Der Schmerz sei jedoch nur ein nebensächliches Symptom, sagt Tomke. Zudem gehören Übelkeit und Erbrechen zu ihrem Alltag. Cannabiskonsum rege ihren Appetit wieder an. Bei einer Körpergröße von 1,60 Meter wiegt sie nur 44 Kilo. Tomke ist so dünn, dass sich unter ihrer Kleidung Schlüsselbein und Rippen abzeichnen. Lacht dieser zierliche Mensch aus vollem Halse los, hat man jedoch beinahe das Gefühl, neben einem Hamburger Hafenarbeiter zu stehen, so lautstark schallt es durch den Raum. 

Schon kurz nach ihrer Geburt haben Ärzte Migräne bei Tomke diagnostiziert. Quälende Schreie haben ihre Eltern und das Krankenhauspersonal in Alarmbereitschaft gesetzt. Weißes grelles Licht, fiese Geräusche und unangenehme Gerüche können Auslöser für Migräneattacken sein. Ein bekanntes Vorsymptom sei die visuelle Aura, erklärt Charly Gaul. Diese äußere sich durch ein eingeschränktes Sichtfeld und Flimmern. Eine aufsteigende halbseitige Gefühlsstörung an Bein, Arm oder im Gesicht könne außerdem zur unangenehmes Begleiterscheinung gehören. Gelegentlich käme es auch zu motorischen Schwächen und Wortfindungsstörungen.
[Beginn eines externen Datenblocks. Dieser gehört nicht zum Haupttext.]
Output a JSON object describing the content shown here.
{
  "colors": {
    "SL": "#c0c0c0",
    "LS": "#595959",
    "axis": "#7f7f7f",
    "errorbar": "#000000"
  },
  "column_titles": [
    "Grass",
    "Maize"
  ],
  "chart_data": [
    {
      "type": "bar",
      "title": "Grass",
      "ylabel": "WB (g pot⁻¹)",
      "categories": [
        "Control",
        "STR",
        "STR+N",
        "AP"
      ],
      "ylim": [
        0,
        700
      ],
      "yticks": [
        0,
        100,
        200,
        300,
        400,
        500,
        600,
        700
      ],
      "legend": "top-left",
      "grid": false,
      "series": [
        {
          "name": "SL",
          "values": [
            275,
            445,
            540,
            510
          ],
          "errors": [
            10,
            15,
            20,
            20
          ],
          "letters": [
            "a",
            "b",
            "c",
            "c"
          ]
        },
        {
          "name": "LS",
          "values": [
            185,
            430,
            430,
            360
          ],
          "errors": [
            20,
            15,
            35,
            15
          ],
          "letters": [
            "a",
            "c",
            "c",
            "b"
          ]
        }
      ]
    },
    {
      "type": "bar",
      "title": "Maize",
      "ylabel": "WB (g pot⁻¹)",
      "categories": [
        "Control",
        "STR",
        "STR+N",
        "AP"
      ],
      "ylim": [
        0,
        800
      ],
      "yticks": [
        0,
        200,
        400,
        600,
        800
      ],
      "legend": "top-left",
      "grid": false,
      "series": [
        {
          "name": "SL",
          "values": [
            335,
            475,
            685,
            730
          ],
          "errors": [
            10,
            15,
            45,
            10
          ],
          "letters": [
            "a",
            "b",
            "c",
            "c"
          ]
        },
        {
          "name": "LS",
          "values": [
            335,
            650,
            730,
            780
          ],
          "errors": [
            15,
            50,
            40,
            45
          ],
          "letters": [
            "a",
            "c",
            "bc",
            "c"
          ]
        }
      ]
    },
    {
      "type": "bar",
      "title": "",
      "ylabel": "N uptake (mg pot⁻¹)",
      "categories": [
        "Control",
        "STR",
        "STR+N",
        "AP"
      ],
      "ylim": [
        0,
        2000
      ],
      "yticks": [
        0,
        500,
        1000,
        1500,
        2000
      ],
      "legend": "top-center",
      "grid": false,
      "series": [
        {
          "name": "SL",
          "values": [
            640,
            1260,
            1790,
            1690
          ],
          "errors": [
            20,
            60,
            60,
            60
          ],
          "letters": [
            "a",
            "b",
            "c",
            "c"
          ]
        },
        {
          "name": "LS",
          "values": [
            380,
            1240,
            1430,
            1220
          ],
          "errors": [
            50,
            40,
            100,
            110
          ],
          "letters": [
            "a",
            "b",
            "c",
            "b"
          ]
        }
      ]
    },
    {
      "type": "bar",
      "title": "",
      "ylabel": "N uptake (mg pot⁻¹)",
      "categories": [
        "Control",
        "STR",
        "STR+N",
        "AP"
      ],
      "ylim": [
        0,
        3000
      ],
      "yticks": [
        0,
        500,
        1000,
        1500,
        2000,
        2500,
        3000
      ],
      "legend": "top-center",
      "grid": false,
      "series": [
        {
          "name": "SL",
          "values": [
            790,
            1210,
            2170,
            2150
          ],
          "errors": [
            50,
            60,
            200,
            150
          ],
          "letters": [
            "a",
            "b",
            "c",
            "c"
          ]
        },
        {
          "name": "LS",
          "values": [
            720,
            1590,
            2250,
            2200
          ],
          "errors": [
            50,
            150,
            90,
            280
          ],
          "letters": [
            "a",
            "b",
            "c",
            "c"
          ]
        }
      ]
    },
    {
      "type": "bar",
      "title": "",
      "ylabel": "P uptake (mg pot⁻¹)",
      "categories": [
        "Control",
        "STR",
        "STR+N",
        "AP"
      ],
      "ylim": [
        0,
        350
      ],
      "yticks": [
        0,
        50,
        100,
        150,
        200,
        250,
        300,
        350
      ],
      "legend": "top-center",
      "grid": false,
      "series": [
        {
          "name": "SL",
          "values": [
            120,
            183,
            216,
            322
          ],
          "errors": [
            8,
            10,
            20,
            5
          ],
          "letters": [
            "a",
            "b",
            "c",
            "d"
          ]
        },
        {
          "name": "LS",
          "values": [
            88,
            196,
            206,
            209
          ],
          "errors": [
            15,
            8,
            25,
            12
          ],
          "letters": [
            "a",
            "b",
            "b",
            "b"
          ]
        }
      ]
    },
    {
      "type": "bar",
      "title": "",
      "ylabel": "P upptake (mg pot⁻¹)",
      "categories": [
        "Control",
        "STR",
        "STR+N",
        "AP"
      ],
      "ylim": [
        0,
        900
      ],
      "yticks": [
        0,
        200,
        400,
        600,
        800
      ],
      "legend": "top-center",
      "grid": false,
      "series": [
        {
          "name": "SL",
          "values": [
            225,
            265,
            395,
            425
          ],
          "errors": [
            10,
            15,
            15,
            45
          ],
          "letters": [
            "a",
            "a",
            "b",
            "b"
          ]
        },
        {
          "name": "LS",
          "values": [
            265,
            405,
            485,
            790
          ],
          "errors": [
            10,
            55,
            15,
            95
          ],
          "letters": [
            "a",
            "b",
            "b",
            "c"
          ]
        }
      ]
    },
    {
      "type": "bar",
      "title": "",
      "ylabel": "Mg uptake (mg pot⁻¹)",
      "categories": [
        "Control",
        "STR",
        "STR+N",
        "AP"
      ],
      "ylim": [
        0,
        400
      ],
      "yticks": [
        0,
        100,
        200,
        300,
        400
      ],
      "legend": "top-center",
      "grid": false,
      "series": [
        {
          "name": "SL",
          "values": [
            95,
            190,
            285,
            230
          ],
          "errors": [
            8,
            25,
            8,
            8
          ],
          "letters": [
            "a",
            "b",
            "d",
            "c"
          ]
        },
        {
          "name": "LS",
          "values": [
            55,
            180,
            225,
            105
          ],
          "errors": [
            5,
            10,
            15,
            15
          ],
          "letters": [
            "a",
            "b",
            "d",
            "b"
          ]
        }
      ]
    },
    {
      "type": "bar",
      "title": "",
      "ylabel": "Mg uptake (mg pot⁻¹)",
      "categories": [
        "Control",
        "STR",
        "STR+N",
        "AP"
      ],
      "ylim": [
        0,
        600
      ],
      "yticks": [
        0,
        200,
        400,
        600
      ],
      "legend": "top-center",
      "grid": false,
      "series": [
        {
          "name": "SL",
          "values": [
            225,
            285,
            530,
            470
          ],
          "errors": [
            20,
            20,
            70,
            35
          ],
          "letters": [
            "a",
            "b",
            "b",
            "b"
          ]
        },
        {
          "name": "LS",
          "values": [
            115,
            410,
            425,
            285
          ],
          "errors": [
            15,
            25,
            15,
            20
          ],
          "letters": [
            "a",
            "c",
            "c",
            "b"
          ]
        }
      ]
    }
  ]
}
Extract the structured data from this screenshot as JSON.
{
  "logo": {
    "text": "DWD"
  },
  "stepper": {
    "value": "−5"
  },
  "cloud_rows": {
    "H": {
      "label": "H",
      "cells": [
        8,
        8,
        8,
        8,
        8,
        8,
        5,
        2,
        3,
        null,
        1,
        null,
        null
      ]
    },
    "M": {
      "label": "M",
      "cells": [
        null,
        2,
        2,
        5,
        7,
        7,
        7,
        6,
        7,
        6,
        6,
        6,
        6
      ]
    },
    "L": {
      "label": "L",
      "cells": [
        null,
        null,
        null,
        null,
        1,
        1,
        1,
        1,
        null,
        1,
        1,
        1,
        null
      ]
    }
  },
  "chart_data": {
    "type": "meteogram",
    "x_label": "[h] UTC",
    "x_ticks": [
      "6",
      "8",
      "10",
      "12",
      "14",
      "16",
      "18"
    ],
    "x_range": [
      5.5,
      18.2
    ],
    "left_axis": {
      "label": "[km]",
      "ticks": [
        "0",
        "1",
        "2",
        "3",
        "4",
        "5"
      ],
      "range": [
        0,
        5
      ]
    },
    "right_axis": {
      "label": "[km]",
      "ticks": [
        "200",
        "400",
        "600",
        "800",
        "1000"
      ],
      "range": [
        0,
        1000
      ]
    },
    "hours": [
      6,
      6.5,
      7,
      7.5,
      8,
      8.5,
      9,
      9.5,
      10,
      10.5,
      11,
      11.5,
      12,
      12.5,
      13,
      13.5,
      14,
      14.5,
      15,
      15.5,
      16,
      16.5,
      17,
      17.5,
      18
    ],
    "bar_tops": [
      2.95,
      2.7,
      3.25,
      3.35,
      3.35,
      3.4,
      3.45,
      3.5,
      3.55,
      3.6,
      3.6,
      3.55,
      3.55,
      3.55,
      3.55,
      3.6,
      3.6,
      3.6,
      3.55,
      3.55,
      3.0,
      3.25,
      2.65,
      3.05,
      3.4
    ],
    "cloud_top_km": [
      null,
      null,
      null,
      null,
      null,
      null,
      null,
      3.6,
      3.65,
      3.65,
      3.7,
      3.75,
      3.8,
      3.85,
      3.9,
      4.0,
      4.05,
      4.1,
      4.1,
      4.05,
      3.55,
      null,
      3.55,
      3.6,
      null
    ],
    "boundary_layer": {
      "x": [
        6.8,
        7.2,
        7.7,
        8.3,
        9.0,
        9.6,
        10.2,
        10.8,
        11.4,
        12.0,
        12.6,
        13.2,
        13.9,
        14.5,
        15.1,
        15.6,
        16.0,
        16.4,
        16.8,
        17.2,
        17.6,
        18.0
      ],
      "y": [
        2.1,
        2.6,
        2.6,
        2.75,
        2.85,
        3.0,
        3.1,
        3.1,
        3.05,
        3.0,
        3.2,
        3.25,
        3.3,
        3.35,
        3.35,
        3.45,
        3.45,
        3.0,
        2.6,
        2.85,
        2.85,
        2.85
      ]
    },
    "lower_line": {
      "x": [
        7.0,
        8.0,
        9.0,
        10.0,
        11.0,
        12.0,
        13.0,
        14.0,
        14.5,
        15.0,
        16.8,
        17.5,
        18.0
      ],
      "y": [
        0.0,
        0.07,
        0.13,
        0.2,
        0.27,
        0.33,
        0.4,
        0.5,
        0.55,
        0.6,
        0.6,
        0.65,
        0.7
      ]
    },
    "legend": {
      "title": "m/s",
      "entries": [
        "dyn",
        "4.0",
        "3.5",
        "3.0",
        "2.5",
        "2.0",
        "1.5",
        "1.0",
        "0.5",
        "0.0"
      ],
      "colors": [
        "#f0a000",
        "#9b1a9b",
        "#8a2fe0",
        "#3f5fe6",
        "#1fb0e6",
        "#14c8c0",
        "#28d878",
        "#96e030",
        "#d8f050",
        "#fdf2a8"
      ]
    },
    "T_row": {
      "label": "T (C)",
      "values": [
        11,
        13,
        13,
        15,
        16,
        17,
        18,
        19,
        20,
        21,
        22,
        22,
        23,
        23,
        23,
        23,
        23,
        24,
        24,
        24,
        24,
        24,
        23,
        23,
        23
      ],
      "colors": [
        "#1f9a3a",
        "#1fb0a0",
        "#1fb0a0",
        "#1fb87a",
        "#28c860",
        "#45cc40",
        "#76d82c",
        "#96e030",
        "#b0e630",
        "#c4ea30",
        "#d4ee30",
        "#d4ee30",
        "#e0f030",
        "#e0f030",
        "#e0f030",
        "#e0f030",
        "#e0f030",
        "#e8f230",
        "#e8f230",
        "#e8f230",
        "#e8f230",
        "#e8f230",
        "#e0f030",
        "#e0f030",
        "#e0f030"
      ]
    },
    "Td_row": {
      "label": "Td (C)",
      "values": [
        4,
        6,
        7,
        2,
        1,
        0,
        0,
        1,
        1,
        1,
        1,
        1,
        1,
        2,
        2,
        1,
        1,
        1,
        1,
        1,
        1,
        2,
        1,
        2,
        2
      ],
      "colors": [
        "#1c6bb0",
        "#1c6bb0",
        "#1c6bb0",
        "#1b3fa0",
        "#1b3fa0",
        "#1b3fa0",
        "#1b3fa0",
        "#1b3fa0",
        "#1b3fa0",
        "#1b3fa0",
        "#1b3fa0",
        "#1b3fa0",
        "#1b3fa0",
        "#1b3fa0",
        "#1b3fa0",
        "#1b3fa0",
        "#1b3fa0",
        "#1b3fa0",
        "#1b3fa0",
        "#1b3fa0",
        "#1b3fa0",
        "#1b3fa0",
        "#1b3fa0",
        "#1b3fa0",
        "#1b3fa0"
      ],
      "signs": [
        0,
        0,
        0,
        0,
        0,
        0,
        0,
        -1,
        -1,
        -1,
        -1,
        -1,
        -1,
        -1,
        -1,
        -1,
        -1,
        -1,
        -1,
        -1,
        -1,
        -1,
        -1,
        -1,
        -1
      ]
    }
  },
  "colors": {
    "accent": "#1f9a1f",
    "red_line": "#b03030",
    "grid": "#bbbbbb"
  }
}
All das kennt Tomke nur zu gut. Oft passiert es nachts – pulsierende Kopfschmerzen. Dann rennt Tomke zur Toilette, wo sich ihr Magen vom Abendbrot verabschiedet. Manchmal kann sie nicht ins Badezimmer eilen, denn sie spürt ihre Beine nicht. Lähmungserscheinungen habe Tomke leider oft, sagt sie. Auch Probleme beim Sprechen kenne sie gut. „Die meisten können sich nicht vorstellen, was es bedeutet Migräne zu haben. Das Leben ist anders. Ich musste drei Ausbildungen abbrechen, weil ich aufgrund der Schmerzen zu viele Fehlzeiten hatte, erklärt sie, „das Kiffen macht jedoch vieles erträglicher.“ Es habe Zeiten gegeben, da hätte sie gern aufgeben, sagt sie und hält kurz inne. Im Moment übt sie keine berufliche Tätigkeit aus. Sie kümmert sich um die Drei-Zimmer-Wohnung, geht gern golfen, trifft sich mit Freunden und verbringt viel Zeit mit ihrem Partner. „Auch er musste sich erstmal an die Situation gewöhnen“, sagt Tomke, während sie stilecht ostfriesischen Tee serviert. Inzwischen sind die beiden seit zehn Jahren ein Paar. Das Kiffen stört ihn nicht.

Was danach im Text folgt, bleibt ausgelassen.